Пусть всегда будет атом — страница 45 из 46

Сцену окрасили отблески огня. Мимо пробежали напуганные краснознаменцы.

– Драпают… – процедила Ника, всматриваясь вдаль.

– А как тут не драпать? – матрос пожал плечами. – Ты гляди, как тот броневик из огнемета поливает. Ишь, пыщет, что твой дракон, аж отсюда жарко. Считаю нашим пролетарским долгом жахнуть по нему на прощание из всех наших огневых средств.

Ника и Кипятков кинули в бомбомет красный как кровь пропановый баллон набитый взрывчаткой и приникли к орудию.

– Опускай левее!

– Ствол ниже!

– Поворачивай! Ага… Ну что, Кипятков, готов?

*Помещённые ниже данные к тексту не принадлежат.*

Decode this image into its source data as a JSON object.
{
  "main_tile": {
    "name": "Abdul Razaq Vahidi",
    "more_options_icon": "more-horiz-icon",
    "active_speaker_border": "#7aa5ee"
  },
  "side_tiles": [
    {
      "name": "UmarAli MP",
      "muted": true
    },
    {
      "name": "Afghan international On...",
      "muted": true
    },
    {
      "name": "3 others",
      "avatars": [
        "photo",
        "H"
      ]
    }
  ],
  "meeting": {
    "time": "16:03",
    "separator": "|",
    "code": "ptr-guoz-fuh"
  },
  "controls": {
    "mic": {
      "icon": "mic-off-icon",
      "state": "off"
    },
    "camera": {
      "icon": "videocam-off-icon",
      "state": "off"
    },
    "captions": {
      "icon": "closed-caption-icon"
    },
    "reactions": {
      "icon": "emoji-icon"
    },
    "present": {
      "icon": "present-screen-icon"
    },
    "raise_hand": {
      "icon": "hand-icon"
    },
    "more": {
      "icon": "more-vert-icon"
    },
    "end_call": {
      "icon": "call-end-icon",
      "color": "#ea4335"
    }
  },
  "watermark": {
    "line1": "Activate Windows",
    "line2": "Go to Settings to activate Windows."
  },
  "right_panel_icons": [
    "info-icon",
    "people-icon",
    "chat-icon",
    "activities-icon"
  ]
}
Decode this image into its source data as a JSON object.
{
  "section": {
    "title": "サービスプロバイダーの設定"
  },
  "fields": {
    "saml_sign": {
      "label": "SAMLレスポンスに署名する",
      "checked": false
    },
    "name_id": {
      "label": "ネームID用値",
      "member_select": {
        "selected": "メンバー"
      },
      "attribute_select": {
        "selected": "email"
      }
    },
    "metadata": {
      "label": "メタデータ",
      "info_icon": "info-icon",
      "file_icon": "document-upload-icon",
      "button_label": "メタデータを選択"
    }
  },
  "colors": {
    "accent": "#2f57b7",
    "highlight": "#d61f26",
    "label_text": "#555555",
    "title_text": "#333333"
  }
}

– Рано. Мы второй раз эту дуру зарядить не успеем.

Звук бронемашины приблизился. Кипятков приник к стволу бомбомета.

– Ждем… Доверни-ка малость ствол… Ждем…

Лязг гусениц наползал на зрительный зал.

– Ждем…

Лязг стал оглушительным. На матроса и летчицу через всю сцену поползла огромная черная тень, а красные прожекторы заметались по декорациям. Музыка оркестра дошла до своей кульминации, а затем все прекратилась. В театре вдруг повисла мертвая, гробовая тишина.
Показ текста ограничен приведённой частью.